1986, a série portuguesa criada por Nuno Markl. O que é que vos posso dizer sobre ela? Primeiro, que tentei mesmo! Vi o primeiro episódio quando passou na RTP, esperei uma semana e vi o segundo e foi aí que tudo descambou. Nessa mesma noite em que passou o segundo episódio, dei por mim a ir ao RTP Play. Quando fui dormir já ia a meio da temporada, composta por 13 episódios de pequena duração (aproximadamente 38 minutos). É escusado dizer que a acabei no dia seguinte.
Para quem já viu os primeiros dois episódios e anda a acompanhar ao ritmo que a RTP transmite, já sabe sobre o que vai ser a história, sobre um grupo de miúdos e as suas vidas numa altura de grande tensão política quando Freitas do Amaral se opunha a Mário Soares na segunda volta para as presidenciais de 86. O jovem grupo é constituído por Tiago, um rapaz inteligente e simpático que sofre um pouco de bullying na escola por ser considerado um nerd. Sérgio, fã de metal, sempre divertido, é o melhor amigo de Tiago. Em oposição temos Patrícia, uma rapariga que segue um estilo de vida gótico e vê sempre o lado depressivo das situações. Em complemento ao trio temos Marta, uma rapariga bonita e certinha por quem Tiago tem uma paixão. E, por fim, temos Gonçalo, o rufia não muito inteligente que também gosta de Marta.
É muito redutor reduzir estas cinco magníficas personagens a umas descrições tão simples e peço que me perdoem, mas é apenas para quem ainda não decidiu ver a série conseguir ter uma leve ideia do que vou falar.
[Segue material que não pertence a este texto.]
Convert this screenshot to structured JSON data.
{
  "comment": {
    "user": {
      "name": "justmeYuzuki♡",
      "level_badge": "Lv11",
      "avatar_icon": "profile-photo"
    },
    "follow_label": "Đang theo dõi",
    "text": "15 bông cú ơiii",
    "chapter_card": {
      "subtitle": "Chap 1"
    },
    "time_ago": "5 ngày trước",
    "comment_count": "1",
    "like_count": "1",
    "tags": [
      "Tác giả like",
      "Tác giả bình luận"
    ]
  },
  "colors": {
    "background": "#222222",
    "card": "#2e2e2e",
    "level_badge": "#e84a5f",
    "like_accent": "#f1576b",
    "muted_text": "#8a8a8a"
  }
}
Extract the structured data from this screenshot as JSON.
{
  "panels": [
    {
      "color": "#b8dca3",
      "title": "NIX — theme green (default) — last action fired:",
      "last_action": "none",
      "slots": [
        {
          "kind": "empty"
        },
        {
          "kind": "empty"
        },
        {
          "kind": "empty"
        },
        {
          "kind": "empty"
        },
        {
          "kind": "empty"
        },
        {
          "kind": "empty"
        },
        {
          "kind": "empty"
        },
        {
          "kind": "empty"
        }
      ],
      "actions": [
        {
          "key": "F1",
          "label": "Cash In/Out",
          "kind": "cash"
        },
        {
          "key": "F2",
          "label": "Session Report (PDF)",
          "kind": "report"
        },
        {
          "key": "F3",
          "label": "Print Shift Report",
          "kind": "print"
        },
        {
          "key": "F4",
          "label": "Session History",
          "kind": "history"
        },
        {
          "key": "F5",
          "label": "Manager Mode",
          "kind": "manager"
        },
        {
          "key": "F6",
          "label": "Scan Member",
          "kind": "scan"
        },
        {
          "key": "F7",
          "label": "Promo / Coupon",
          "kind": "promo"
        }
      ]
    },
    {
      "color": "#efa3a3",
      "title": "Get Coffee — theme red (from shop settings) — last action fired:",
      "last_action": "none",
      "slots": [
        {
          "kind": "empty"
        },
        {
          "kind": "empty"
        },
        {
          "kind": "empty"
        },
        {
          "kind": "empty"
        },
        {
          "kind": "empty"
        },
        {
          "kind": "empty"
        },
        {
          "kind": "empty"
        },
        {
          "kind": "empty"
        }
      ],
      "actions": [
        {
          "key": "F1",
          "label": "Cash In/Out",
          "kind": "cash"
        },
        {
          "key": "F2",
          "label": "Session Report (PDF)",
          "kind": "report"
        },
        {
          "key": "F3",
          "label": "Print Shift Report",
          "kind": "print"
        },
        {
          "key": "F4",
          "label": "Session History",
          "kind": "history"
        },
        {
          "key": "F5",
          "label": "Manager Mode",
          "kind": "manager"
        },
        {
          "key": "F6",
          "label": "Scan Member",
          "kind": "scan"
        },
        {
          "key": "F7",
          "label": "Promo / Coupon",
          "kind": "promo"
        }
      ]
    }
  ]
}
Apesar de ter nascido muito depois do ano de 1986, é fácil de perceber onde está logo uma das genialidades desta série, na captura espectacular de uma época, desde as roupas às falas, já para nem falar do estilo musical. A banda sonora desta série é deliciosa, desde a música de entrada, Electrificados, criada por Lena D’Agua, João Só e Catarina Salinas, que não passei à frente uma única vez, quer fosse o primeiro episódio que via naquele dia ou o sexto. O trabalho de João Só a recolher e organizar a banda sonora é espetacular e merece ser louvado. Se quiserem ouvir, esta já se encontra toda disponível no Spotify. Duvido que alguma vez os Baltimora pensassem que Tarzan Boy daria nome a um episódio de uma série e, muito menos, que fosse um bom episódio. Mas aconteceu!
Saindo do capítulo da música, queria dirigir-me à realização e atuação presentes nesta série. Eu sofro de um grande preconceito, alguns de vocês poderão sentir também o mesmo, mas para mim, ao nível de entretenimento televisivo, o que é feito em Portugal normalmente é logo mau e, quando comparado com as possibilidades que temos de fora, fica muito aquém. No entanto, a minha admiração e gosto pelo trabalho de Nuno Markl fez-me combater esse preconceito e dar uma oportunidade justa a esta série. E valeu a pena cada minuto. Não faltava credibilidade às atuações deste maravilhoso elenco.
E a história? Totalmente original e com todos os outros fatores que já deixei enumerados, a nossa atenção consegue focar-se na história e ficamos interessados e cativados. O primeiro episódio é para conhecer as personagens e com o que contamos, apesar do pai de Marta e do pai de Tiago serem um pouco exagerados nas suas afiliações políticas, isso acaba por aumentar a longo prazo o interesse e afiliação que temos para com a situação política da série. Quando damos conta já estamos interessados em ver até a um evento que é uma grande festa. Depois disso vem um episódio duplo com um pormenor delicioso. Existe um momento de metaficção. Quando Sérgio diz algo do género “Se fosse uma série ficávamos agora à espera do episódio seguinte” e acaba. Sim, barreiras entre a ficção e o espectador a serem quebradas por algo feito em Portugal.
A evolução das personagens também é algo digno de nota, vamos conseguindo acompanhar e ver essa evolução e aqueles personagens que começaram os primeiros episódios já não são os mesmos que acabam no último. Resta dar os parabéns a toda a gente envolvida neste projecto e que venha uma 2.ª temporada! A toda a gente e em especial ao Nuno Markl, que sem ele isto não teria sido feito! As poucas aparições que teve na série foram tal e qual dignas de um cameo do Stan Lee. Uma pequena série de 13 episódios que espero que seja um grande impulso para mais produções destas. Obrigado, Nuno!